Another finding has implications for the fishing industry. Fishermen often catch species other than those targeted; this ‘by-catch’ is discarded. Many of these by-catch species live over a wide depth range. As modern fishing gears reach down to depths of 2 000 metres, it is now having major impacts on deep-water ecosystems.

Other discoveries highlight how much we still have to learn about our continent’s ocean margins. In the central Mediterranean, a ‘hanging garden’ of coral was discovered growing downwards from a reef, whilst a very rich deep water coral reef was found lying southeast of Scotland’s Outer Hebrides islands. In the apparently barren deep Black Sea novel microbial communities have been discovered that may lead to new medicines.

Surveys of undersea canyons in the northwest Mediterranean are revealing how a type of seasonal current called Dense Shelf Water Cascading (DSWC) moves vast amounts of water and sediment to the deep ocean, reshaping the ocean floor and bringing with it oxygen and nutrients that recharge this hidden world and maintain significant shrimp fisheries. The HERMES team is concerned that climate change could reduce the frequency and intensity of this phenomenon, thereby affecting deep-sea ecosystems and the organisms that live there.
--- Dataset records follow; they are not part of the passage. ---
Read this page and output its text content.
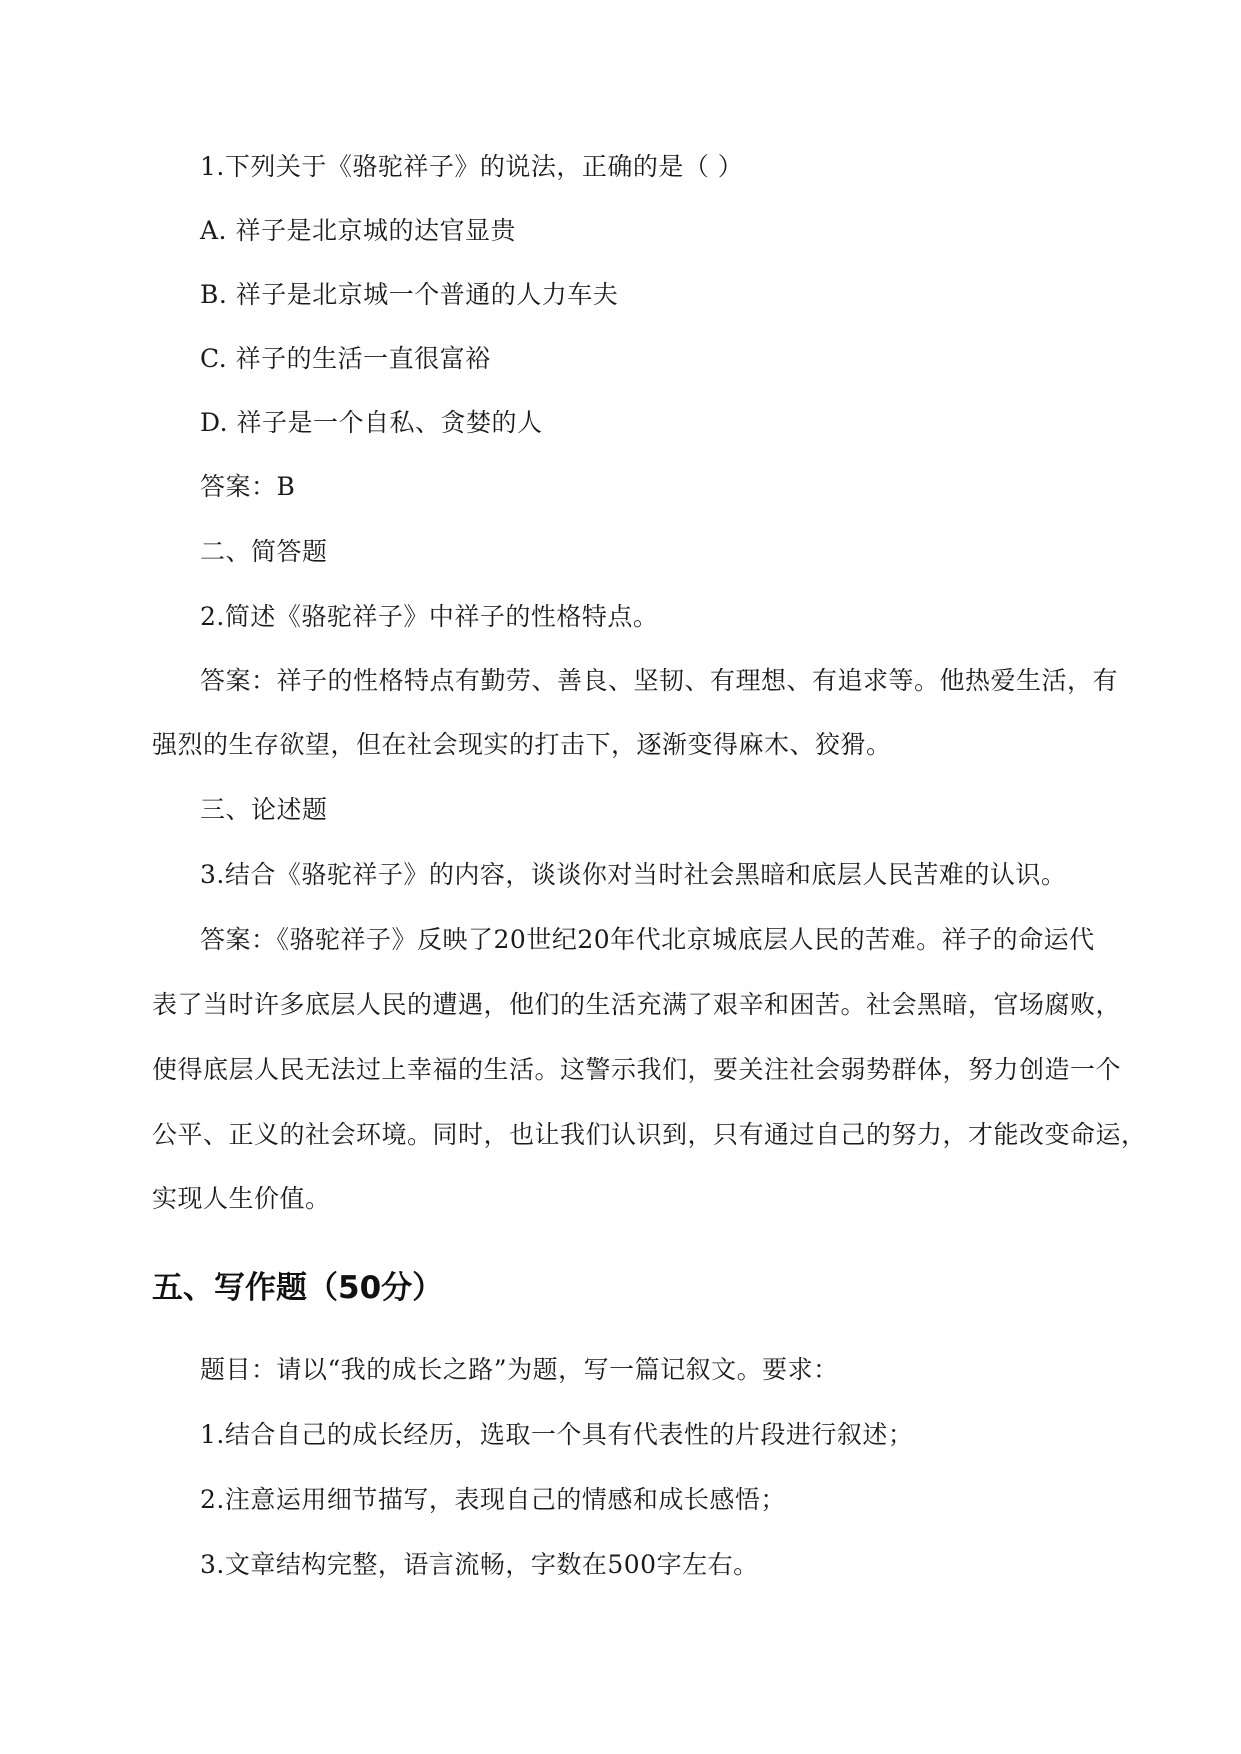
1.下列关于《骆驼祥子》的说法，正确的是（ ）
A. 祥子是北京城的达官显贵
B. 祥子是北京城一个普通的人力车夫
C. 祥子的生活一直很富裕
D. 祥子是一个自私、贪婪的人
答案：B
二、简答题
2.简述《骆驼祥子》中祥子的性格特点。
答案：祥子的性格特点有勤劳、善良、坚韧、有理想、有追求等。他热爱生活，有
强烈的生存欲望，但在社会现实的打击下，逐渐变得麻木、狡猾。
三、论述题
3.结合《骆驼祥子》的内容，谈谈你对当时社会黑暗和底层人民苦难的认识。
答案：《骆驼祥子》反映了20世纪20年代北京城底层人民的苦难。祥子的命运代
表了当时许多底层人民的遭遇，他们的生活充满了艰辛和困苦。社会黑暗，官场腐败，
使得底层人民无法过上幸福的生活。这警示我们，要关注社会弱势群体，努力创造一个
公平、正义的社会环境。同时，也让我们认识到，只有通过自己的努力，才能改变命运，
实现人生价值。
五、写作题（50分）
题目：请以“我的成长之路”为题，写一篇记叙文。要求：
1.结合自己的成长经历，选取一个具有代表性的片段进行叙述；
2.注意运用细节描写，表现自己的情感和成长感悟；
3.文章结构完整，语言流畅，字数在500字左右。
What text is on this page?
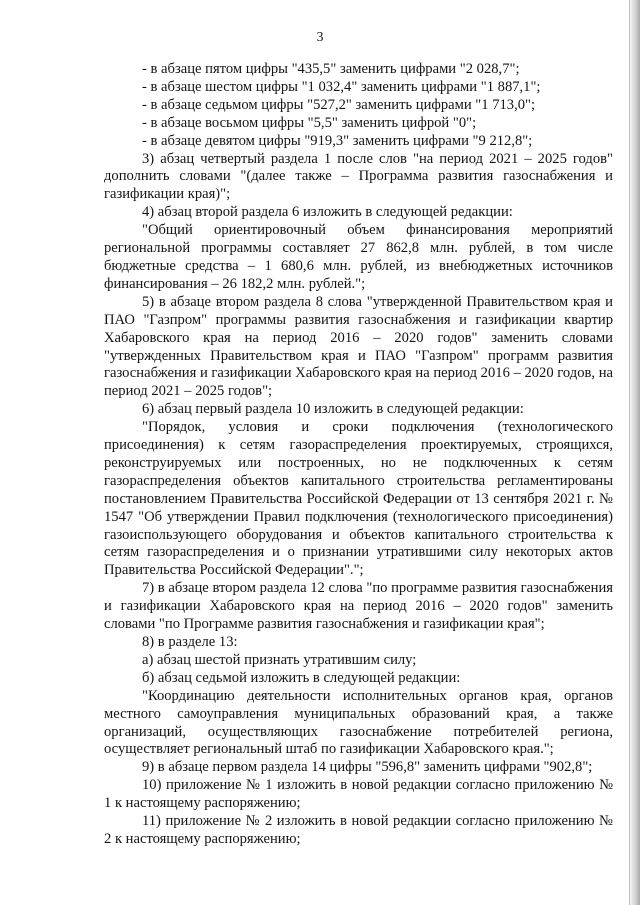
3

- в абзаце пятом цифры "435,5" заменить цифрами "2 028,7";

- в абзаце шестом цифры "1 032,4" заменить цифрами "1 887,1";

- в абзаце седьмом цифры "527,2" заменить цифрами "1 713,0";

- в абзаце восьмом цифры "5,5" заменить цифрой "0";

- в абзаце девятом цифры "919,3" заменить цифрами "9 212,8";

3) абзац четвертый раздела 1 после слов "на период 2021 – 2025 годов" дополнить словами "(далее также – Программа развития газоснабжения и газификации края)";

4) абзац второй раздела 6 изложить в следующей редакции:

"Общий ориентировочный объем финансирования мероприятий региональной программы составляет 27 862,8 млн. рублей, в том числе бюджетные средства – 1 680,6 млн. рублей, из внебюджетных источников финансирования – 26 182,2 млн. рублей.";

5) в абзаце втором раздела 8 слова "утвержденной Правительством края и ПАО "Газпром" программы развития газоснабжения и газификации квартир Хабаровского края на период 2016 – 2020 годов" заменить словами "утвержденных Правительством края и ПАО "Газпром" программ развития газоснабжения и газификации Хабаровского края на период 2016 – 2020 годов, на период 2021 – 2025 годов";

6) абзац первый раздела 10 изложить в следующей редакции:

"Порядок, условия и сроки подключения (технологического присоединения) к сетям газораспределения проектируемых, строящихся, реконструируемых или построенных, но не подключенных к сетям газораспределения объектов капитального строительства регламентированы постановлением Правительства Российской Федерации от 13 сентября 2021 г. № 1547 "Об утверждении Правил подключения (технологического присоединения) газоиспользующего оборудования и объектов капитального строительства к сетям газораспределения и о признании утратившими силу некоторых актов Правительства Российской Федерации".";

7) в абзаце втором раздела 12 слова "по программе развития газоснабжения и газификации Хабаровского края на период 2016 – 2020 годов" заменить словами "по Программе развития газоснабжения и газификации края";

8) в разделе 13:

а) абзац шестой признать утратившим силу;

б) абзац седьмой изложить в следующей редакции:

"Координацию деятельности исполнительных органов края, органов местного самоуправления муниципальных образований края, а также организаций, осуществляющих газоснабжение потребителей региона, осуществляет региональный штаб по газификации Хабаровского края.";

9) в абзаце первом раздела 14 цифры "596,8" заменить цифрами "902,8";

10) приложение № 1 изложить в новой редакции согласно приложению № 1 к настоящему распоряжению;

11) приложение № 2 изложить в новой редакции согласно приложению № 2 к настоящему распоряжению;
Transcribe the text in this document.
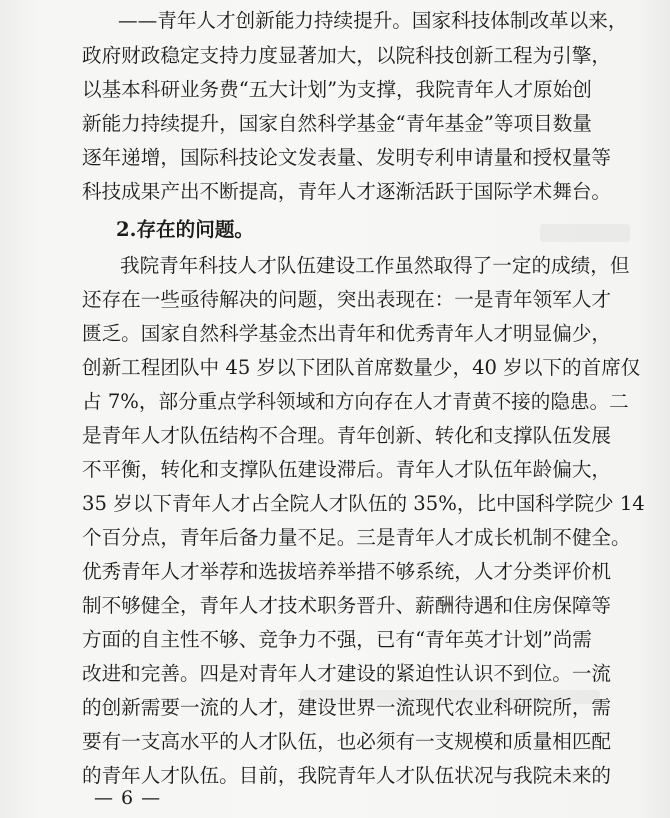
——青年人才创新能力持续提升。国家科技体制改革以来，
政府财政稳定支持力度显著加大，以院科技创新工程为引擎，
以基本科研业务费“五大计划”为支撑，我院青年人才原始创
新能力持续提升，国家自然科学基金“青年基金”等项目数量
逐年递增，国际科技论文发表量、发明专利申请量和授权量等
科技成果产出不断提高，青年人才逐渐活跃于国际学术舞台。
2.存在的问题。
我院青年科技人才队伍建设工作虽然取得了一定的成绩，但
还存在一些亟待解决的问题，突出表现在：一是青年领军人才
匮乏。国家自然科学基金杰出青年和优秀青年人才明显偏少，
创新工程团队中 45 岁以下团队首席数量少，40 岁以下的首席仅
占 7%，部分重点学科领域和方向存在人才青黄不接的隐患。二
是青年人才队伍结构不合理。青年创新、转化和支撑队伍发展
不平衡，转化和支撑队伍建设滞后。青年人才队伍年龄偏大，
35 岁以下青年人才占全院人才队伍的 35%，比中国科学院少 14
个百分点，青年后备力量不足。三是青年人才成长机制不健全。
优秀青年人才举荐和选拔培养举措不够系统，人才分类评价机
制不够健全，青年人才技术职务晋升、薪酬待遇和住房保障等
方面的自主性不够、竞争力不强，已有“青年英才计划”尚需
改进和完善。四是对青年人才建设的紧迫性认识不到位。一流
的创新需要一流的人才，建设世界一流现代农业科研院所，需
要有一支高水平的人才队伍，也必须有一支规模和质量相匹配
的青年人才队伍。目前，我院青年人才队伍状况与我院未来的
— 6 —
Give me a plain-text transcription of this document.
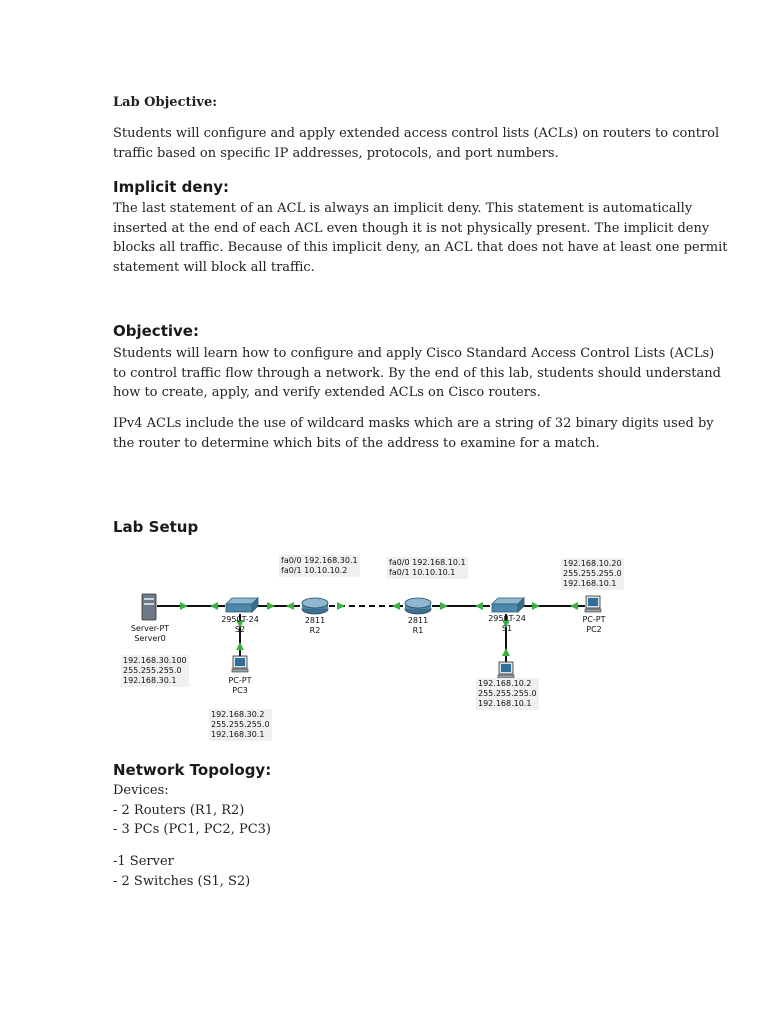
Lab Objective:
Students will configure and apply extended access control lists (ACLs) on routers to control
traffic based on specific IP addresses, protocols, and port numbers.
Implicit deny:
The last statement of an ACL is always an implicit deny. This statement is automatically
inserted at the end of each ACL even though it is not physically present. The implicit deny
blocks all traffic. Because of this implicit deny, an ACL that does not have at least one permit
statement will block all traffic.
Objective:
Students will learn how to configure and apply Cisco Standard Access Control Lists (ACLs)
to control traffic flow through a network. By the end of this lab, students should understand
how to create, apply, and verify extended ACLs on Cisco routers.
IPv4 ACLs include the use of wildcard masks which are a string of 32 binary digits used by
the router to determine which bits of the address to examine for a match.
Lab Setup
fa0/0 192.168.30.1
fa0/1 10.10.10.2
fa0/0 192.168.10.1
fa0/1 10.10.10.1
192.168.10.20
255.255.255.0
192.168.10.1
192.168.30.100
255.255.255.0
192.168.30.1
192.168.30.2
255.255.255.0
192.168.30.1
192.168.10.2
255.255.255.0
192.168.10.1
Server-PT
Server0
2950T-24
S2
2811
R2
2811
R1
2950T-24
S1
PC-PT
PC2
PC-PT
PC3
Network Topology:
Devices:
- 2 Routers (R1, R2)
- 3 PCs (PC1, PC2, PC3)
-1 Server
- 2 Switches (S1, S2)
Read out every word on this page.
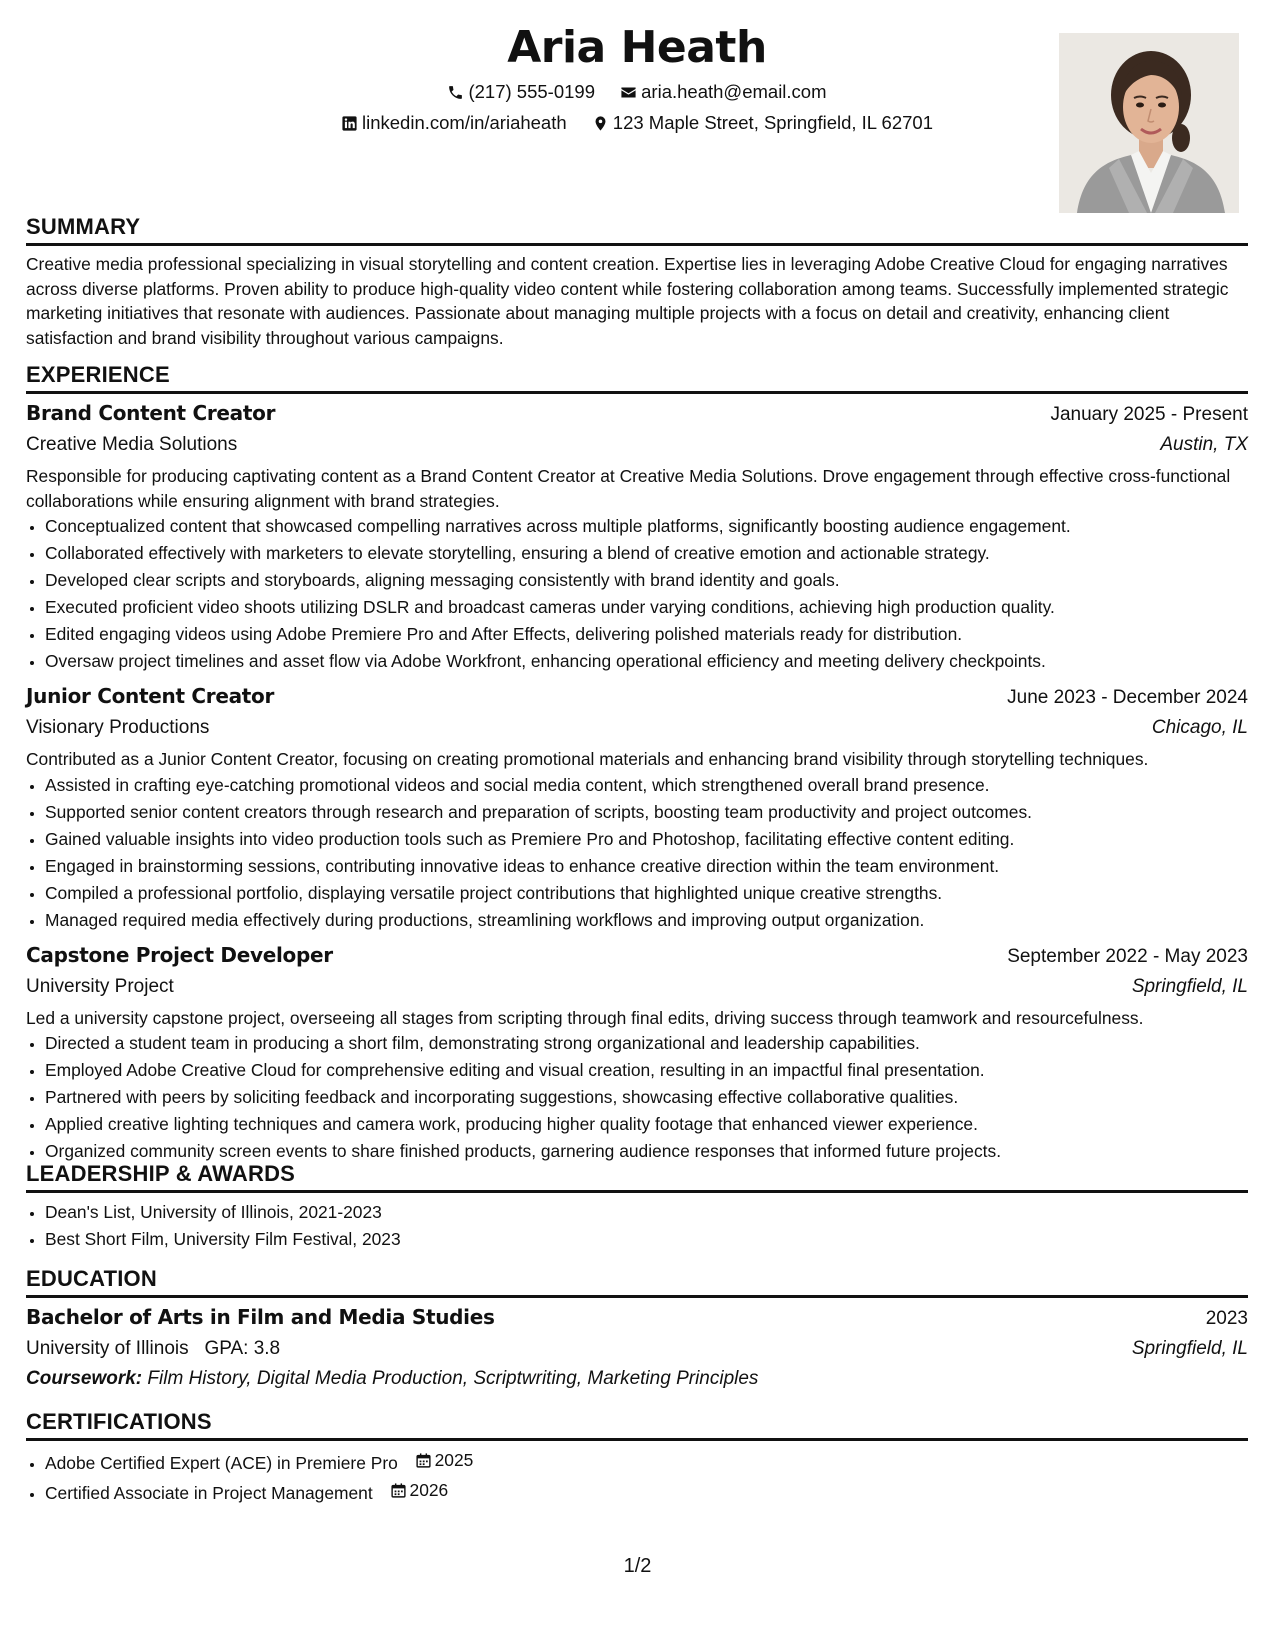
Aria Heath
(217) 555-0199
aria.heath@email.com
linkedin.com/in/ariaheath
123 Maple Street, Springfield, IL 62701
SUMMARY
Creative media professional specializing in visual storytelling and content creation. Expertise lies in leveraging Adobe Creative Cloud for engaging narratives across diverse platforms. Proven ability to produce high-quality video content while fostering collaboration among teams. Successfully implemented strategic marketing initiatives that resonate with audiences. Passionate about managing multiple projects with a focus on detail and creativity, enhancing client satisfaction and brand visibility throughout various campaigns.
EXPERIENCE
Brand Content Creator	January 2025 - Present
Creative Media Solutions	Austin, TX
Responsible for producing captivating content as a Brand Content Creator at Creative Media Solutions. Drove engagement through effective cross-functional collaborations while ensuring alignment with brand strategies.
• Conceptualized content that showcased compelling narratives across multiple platforms, significantly boosting audience engagement.
• Collaborated effectively with marketers to elevate storytelling, ensuring a blend of creative emotion and actionable strategy.
• Developed clear scripts and storyboards, aligning messaging consistently with brand identity and goals.
• Executed proficient video shoots utilizing DSLR and broadcast cameras under varying conditions, achieving high production quality.
• Edited engaging videos using Adobe Premiere Pro and After Effects, delivering polished materials ready for distribution.
• Oversaw project timelines and asset flow via Adobe Workfront, enhancing operational efficiency and meeting delivery checkpoints.
Junior Content Creator	June 2023 - December 2024
Visionary Productions	Chicago, IL
Contributed as a Junior Content Creator, focusing on creating promotional materials and enhancing brand visibility through storytelling techniques.
• Assisted in crafting eye-catching promotional videos and social media content, which strengthened overall brand presence.
• Supported senior content creators through research and preparation of scripts, boosting team productivity and project outcomes.
• Gained valuable insights into video production tools such as Premiere Pro and Photoshop, facilitating effective content editing.
• Engaged in brainstorming sessions, contributing innovative ideas to enhance creative direction within the team environment.
• Compiled a professional portfolio, displaying versatile project contributions that highlighted unique creative strengths.
• Managed required media effectively during productions, streamlining workflows and improving output organization.
Capstone Project Developer	September 2022 - May 2023
University Project	Springfield, IL
Led a university capstone project, overseeing all stages from scripting through final edits, driving success through teamwork and resourcefulness.
• Directed a student team in producing a short film, demonstrating strong organizational and leadership capabilities.
• Employed Adobe Creative Cloud for comprehensive editing and visual creation, resulting in an impactful final presentation.
• Partnered with peers by soliciting feedback and incorporating suggestions, showcasing effective collaborative qualities.
• Applied creative lighting techniques and camera work, producing higher quality footage that enhanced viewer experience.
• Organized community screen events to share finished products, garnering audience responses that informed future projects.
LEADERSHIP & AWARDS
• Dean's List, University of Illinois, 2021-2023
• Best Short Film, University Film Festival, 2023
EDUCATION
Bachelor of Arts in Film and Media Studies	2023
University of Illinois   GPA: 3.8	Springfield, IL
Coursework: Film History, Digital Media Production, Scriptwriting, Marketing Principles
CERTIFICATIONS
• Adobe Certified Expert (ACE) in Premiere Pro 2025
• Certified Associate in Project Management 2026
1/2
Elsewhere, scientists exploring the depths of the Tyrrhenian Sea were horrified by the amount of rubbish caught up in the coral there.

Spreading the word

The project’s partners are working hard to transform their findings into policy advice for those responsible for managing Europe’s deep sea environments and resources. For example, its Science Policy Panel brings together HERMES scientists and participants with representatives of key European agencies, industry and non-governmental organisations. Through this and other means, the HERMES team is helping to make sure that the people at the top know what is going on at the bottom of the sea.